> Date: Sat, 12 Mar 2022 10:42:18 +0000 > From: Taylor R Campbell <riastr...@netbsd.org> > > - The one-word difference is immaterial for ordering atomic-r/m/w and > then load/store (or, equivalently, ll/sc and then load/store) -- so > the change doesn't affect mutex_enter-type operations implemented > with, e.g., atomic_cas.
It turns out this argument I made is wrong! Although not for any of the reasons discussed up-thread. The _conclusion_ is correct that the proposed change (w/rw to r/rw) doesn't affect mutex_enter-type operations with atomic_cas -- doing atomic-r/m/w then membar-r/rw makes a load-acquire operation which is sufficient for locking (provided unlocking does store-release as usual) to serialize the critical sections. So r/rw suffices for the Solaris language of roughly `lock acquisition before load/store', whether `lock acquisition' is an atomic test-and-set, compare-and-swap, ll/sc, or even crazier schemes like Dekker's algorithm -- noting that Dekker's algorithm requires an _additional_ store-before-load barrier _inside_ `lock acquisition'. And r/rw is often much cheaper than w/rw. But the _premise_ I stated above is wrong, because atomic-r/m/w then membar-r/rw is _sometimes_ different from atomic-r/m/w then membar-w/rw. This can be exhibited through Dekker's algorithm, which (for two CPUs) is: int waiting[2]; int turn; lock() { top: waiting[curcpu()] = 1; membar(w/r); while (waiting[1 - curcpu()]) { if (turn != curcpu()) { waiting[curcpu()] = 0; while (turn != curcpu()) continue; goto top; } } membar(r/rw); /* `lock acquisition then load/store' */ } unlock() { membar(rw/w); /* `load/store then lock release' */ turn = 1 - curcpu(); waiting[curcpu()] = 0; } For the first two lines of lock(), we can obviously use an atomic_swap instead of a simple store, and the stronger membar(w/rw) instead of membar(w/r): lock() { top: (void)atomic_swap(&waiting[curcpu()], 1); membar(w/rw); ... This is an atomic-r/m/w then membar(w/rw). Dekker's algorithm notoriously _requires_ store-before-load ordering here. So replacing the membar(w/rw) by membar(r/rw) can't be correct, even though it immediately follows an atomic-r/m/w. The difference is exhibited by the attached program when run on an rpi4 -- it should print 40000000 if lock/unlock are correct, but it sometimes prints a slightly lower count because Dekker's algorithm fails to achieve mutual exclusion with DMB ISHLD (that is, r/rw) instead of DMB ISH (that is, rw/rw).

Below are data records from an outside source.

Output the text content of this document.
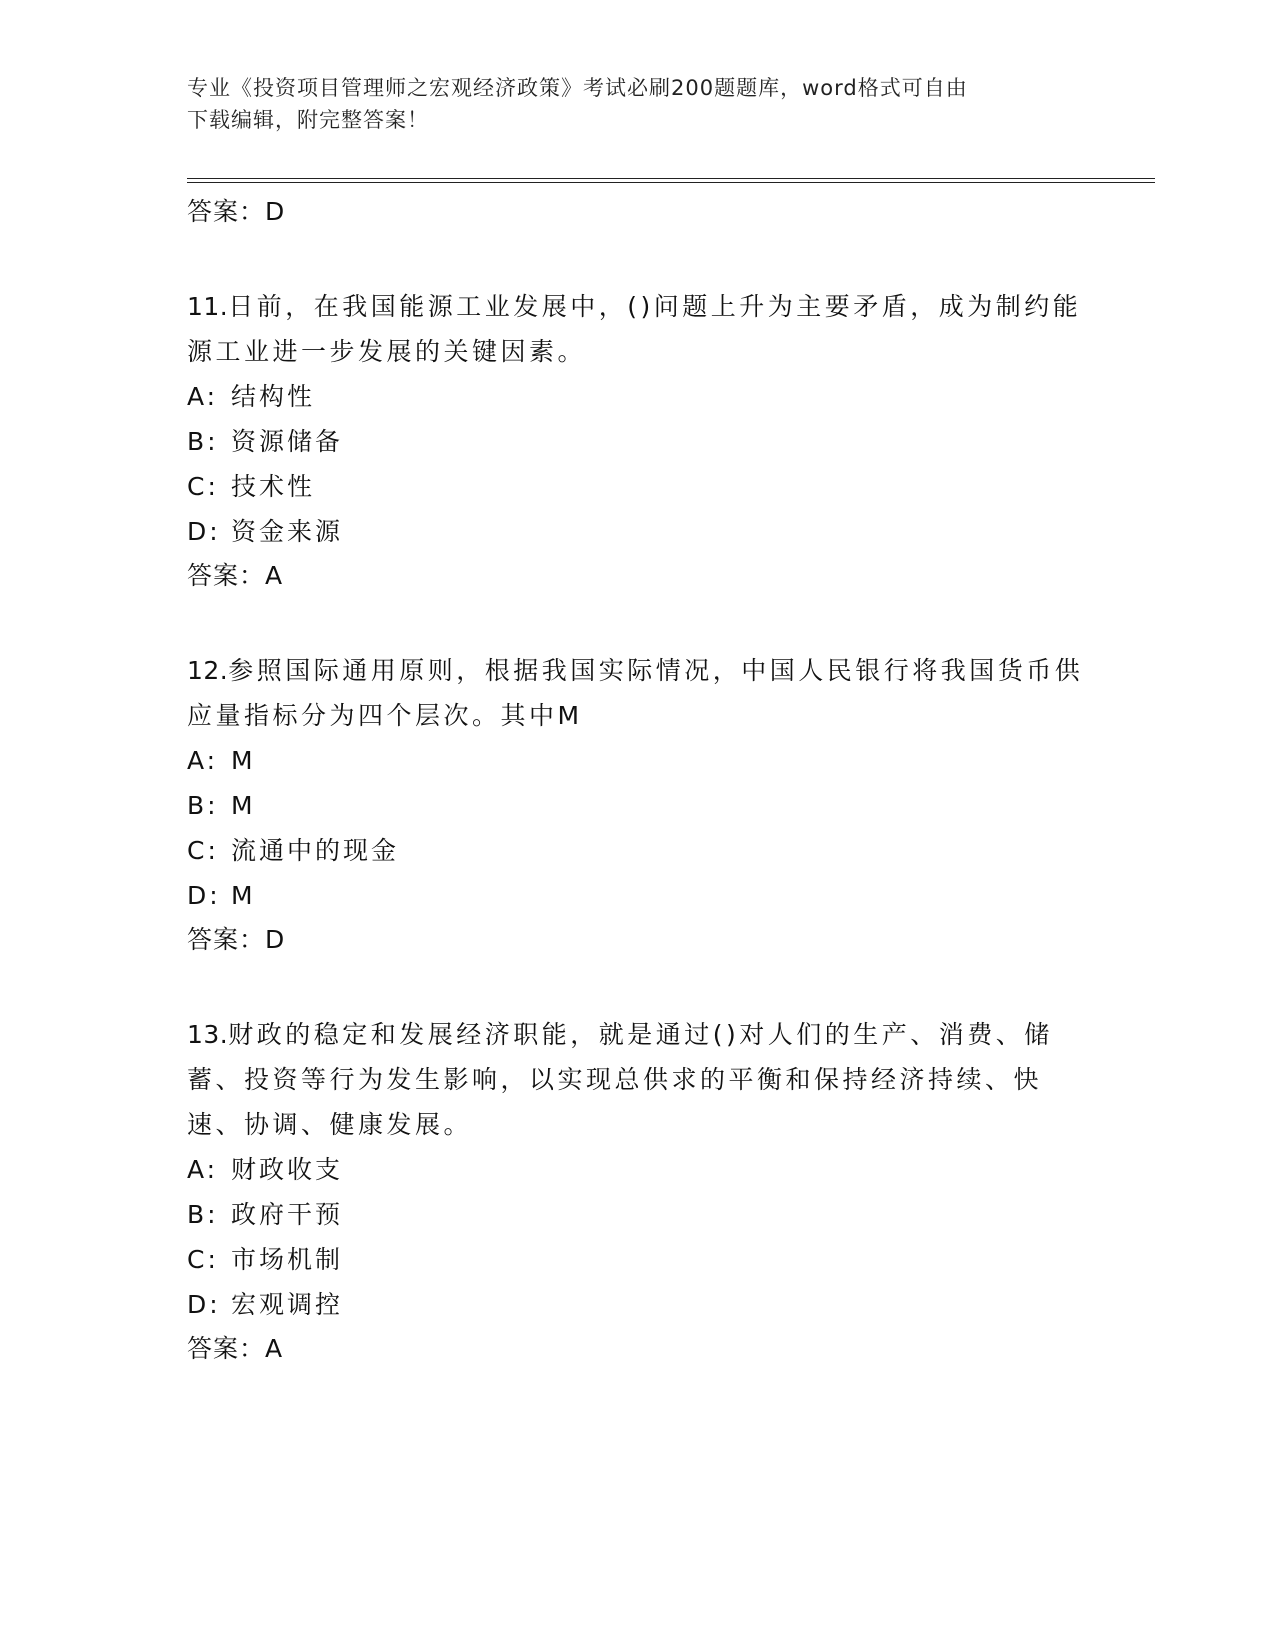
专业《投资项目管理师之宏观经济政策》考试必刷200题题库，word格式可自由
下载编辑，附完整答案！
答案：D

11.日前，在我国能源工业发展中，()问题上升为主要矛盾，成为制约能源工业进一步发展的关键因素。

A: 结构性
B: 资源储备
C: 技术性
D: 资金来源
答案：A

12.参照国际通用原则，根据我国实际情况，中国人民银行将我国货币供应量指标分为四个层次。其中M

A: M
B: M
C: 流通中的现金
D: M
答案：D

13.财政的稳定和发展经济职能，就是通过()对人们的生产、消费、储蓄、投资等行为发生影响，以实现总供求的平衡和保持经济持续、快速、协调、健康发展。

A: 财政收支
B: 政府干预
C: 市场机制
D: 宏观调控
答案：A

#include <sys/atomic.h> #include <assert.h> #include <err.h> #include <pthread.h> #include <stdio.h> #include <unistd.h> #undef BROKEN #define BROKEN 1 #if defined(__amd64__) #define membar_acquire() asm volatile("" ::: "memory") #define membar_release() asm volatile("" ::: "memory") #ifdef BROKEN /* not really broken because atomic_swap implies seq_cst */ #define membar_dekker() asm volatile("" ::: "memory") #else #define membar_dekker() asm volatile("mfence" ::: "memory") #endif #define noop() asm volatile("pause" ::: "memory") #elif defined(__aarch64__) #define membar_acquire() asm volatile("dmb ishld" ::: "memory") #define membar_release() asm volatile("dmb ish" ::: "memory") #ifdef BROKEN #define membar_dekker() asm volatile("dmb ishld" ::: "memory") #else #define membar_dekker() asm volatile("dmb ish" ::: "memory") #endif #define noop() asm volatile("yield" ::: "memory") #endif volatile struct { unsigned v; uint8_t pad[128 - sizeof(unsigned)]; } waiting[2] __aligned((128)); volatile unsigned turn; volatile unsigned counter; static void lock(unsigned me) { top: atomic_swap_uint(&waiting[me].v, 1); membar_dekker(); while (waiting[1 - me].v) { if (turn != me) { waiting[me].v = 0; while (turn != me) continue; goto top; } } membar_acquire(); } static void unlock(unsigned me) { membar_release(); turn = 1 - me; waiting[me].v = 0; } static void * thread(void *cookie) { unsigned me = (uintptr_t)cookie; unsigned i; for (i = 10000000; i --> 0;) { lock(me); counter++; noop(); counter++; unlock(me); } return NULL; } int main(void) { pthread_t t[2]; unsigned i; int error; for (i = 0; i < 2; i++) { error = pthread_create(&t[i], NULL, &thread, (void *)(uintptr_t)i); if (error) errc(1, error, "pthread_create"); } for (i = 0; i < 2; i++) { error = pthread_join(t[i], NULL); if (error) errc(1, error, "pthread_join"); } printf("%u\n", counter); fflush(stdout); return ferror(stdout); }